- Born: April 8, 1909 New Orleans, Louisiana, U.S.
- Died: August 1, 1994 (aged 85) Chicago, Illinois, U.S.
- Genres: Jazz
- Instrument(s): Trumpet, alto saxophone

= George Dixon (trumpeter) =

American jazz musician

George Dixon (April 8, 1909 – August 1, 1994) was an American jazz trumpeter and multi-instrumentalist.

== Early life ==
Born in New Orleans, Dixon moved often as a child with his father, a minister who toured the American South.
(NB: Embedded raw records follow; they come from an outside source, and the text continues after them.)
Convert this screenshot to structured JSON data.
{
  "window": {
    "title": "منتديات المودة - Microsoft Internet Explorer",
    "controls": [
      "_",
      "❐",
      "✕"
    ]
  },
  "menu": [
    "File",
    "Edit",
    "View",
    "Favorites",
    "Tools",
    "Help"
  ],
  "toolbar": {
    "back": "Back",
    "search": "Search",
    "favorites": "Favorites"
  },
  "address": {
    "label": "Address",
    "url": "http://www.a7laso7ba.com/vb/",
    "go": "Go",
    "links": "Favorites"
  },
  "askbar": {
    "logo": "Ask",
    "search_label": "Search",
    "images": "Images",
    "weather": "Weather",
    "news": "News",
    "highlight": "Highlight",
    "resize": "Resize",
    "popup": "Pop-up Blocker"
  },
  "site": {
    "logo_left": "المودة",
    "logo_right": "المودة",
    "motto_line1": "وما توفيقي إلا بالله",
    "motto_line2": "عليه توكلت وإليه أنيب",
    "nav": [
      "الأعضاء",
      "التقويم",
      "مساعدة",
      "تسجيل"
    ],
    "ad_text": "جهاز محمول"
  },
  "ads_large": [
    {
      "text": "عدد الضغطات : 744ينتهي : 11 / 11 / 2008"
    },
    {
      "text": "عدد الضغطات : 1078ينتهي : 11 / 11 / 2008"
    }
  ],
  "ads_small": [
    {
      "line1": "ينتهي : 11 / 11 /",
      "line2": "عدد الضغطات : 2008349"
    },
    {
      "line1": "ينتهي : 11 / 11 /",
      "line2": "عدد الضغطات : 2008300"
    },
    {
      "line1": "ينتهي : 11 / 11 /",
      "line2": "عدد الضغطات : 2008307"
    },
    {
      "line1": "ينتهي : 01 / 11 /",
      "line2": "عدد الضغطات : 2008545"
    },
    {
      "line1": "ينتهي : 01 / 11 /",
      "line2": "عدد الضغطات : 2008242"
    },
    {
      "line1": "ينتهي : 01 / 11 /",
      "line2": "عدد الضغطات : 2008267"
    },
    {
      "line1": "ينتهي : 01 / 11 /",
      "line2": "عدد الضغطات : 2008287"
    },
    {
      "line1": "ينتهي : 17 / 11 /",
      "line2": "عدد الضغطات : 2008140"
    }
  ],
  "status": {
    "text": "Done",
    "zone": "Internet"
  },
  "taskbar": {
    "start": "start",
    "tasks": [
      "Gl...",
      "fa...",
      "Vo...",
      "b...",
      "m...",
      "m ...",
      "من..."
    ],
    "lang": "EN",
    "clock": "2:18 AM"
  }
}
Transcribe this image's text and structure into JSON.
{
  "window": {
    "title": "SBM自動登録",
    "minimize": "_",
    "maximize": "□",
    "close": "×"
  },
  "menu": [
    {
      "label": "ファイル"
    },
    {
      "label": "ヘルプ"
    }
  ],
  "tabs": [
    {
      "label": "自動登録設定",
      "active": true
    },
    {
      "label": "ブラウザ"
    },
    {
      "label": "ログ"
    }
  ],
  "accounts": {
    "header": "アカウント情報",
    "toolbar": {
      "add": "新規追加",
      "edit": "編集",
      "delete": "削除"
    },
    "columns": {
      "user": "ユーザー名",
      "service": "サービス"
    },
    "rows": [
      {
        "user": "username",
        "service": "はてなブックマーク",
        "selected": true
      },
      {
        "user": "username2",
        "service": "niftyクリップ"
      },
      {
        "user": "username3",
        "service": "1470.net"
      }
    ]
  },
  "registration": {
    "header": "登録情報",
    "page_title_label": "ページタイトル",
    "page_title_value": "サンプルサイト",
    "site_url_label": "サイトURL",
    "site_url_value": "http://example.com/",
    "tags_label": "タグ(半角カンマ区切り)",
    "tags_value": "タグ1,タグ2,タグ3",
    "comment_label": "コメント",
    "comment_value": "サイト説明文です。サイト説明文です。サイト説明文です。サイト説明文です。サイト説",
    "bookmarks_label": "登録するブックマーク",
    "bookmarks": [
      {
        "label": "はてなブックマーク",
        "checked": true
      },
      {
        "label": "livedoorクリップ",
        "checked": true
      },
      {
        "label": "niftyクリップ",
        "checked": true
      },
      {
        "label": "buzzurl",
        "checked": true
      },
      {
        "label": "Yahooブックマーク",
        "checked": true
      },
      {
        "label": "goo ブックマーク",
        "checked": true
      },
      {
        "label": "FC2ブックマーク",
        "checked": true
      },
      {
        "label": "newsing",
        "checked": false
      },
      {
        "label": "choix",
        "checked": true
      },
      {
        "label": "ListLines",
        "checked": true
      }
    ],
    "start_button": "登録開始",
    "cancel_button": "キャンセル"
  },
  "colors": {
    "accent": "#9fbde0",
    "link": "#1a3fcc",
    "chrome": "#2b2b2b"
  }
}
He began playing violin at age 13 while living in Natchez, Mississippi, and studied the instrument at Arkansas State College, where he also picked up alto saxophone.

== Career ==
Dixon moved to Chicago in 1926, where he played with Sammy Stewart from 1928, including on a tour of New York City in 1930. Dixon then worked with Earl Hines throughout the decade of the 1930s. He led a United States Navy band in Memphis, Tennessee, during World War II, then played in Chicago with Floyd Campbell, Ted Eggleston, and others. He led his own band at the Circle Inn in the 1940s and early 1950s.

Around mid-1950s, Dixon stopped playing full-time, though he continued to play occasionally until his death in 1994.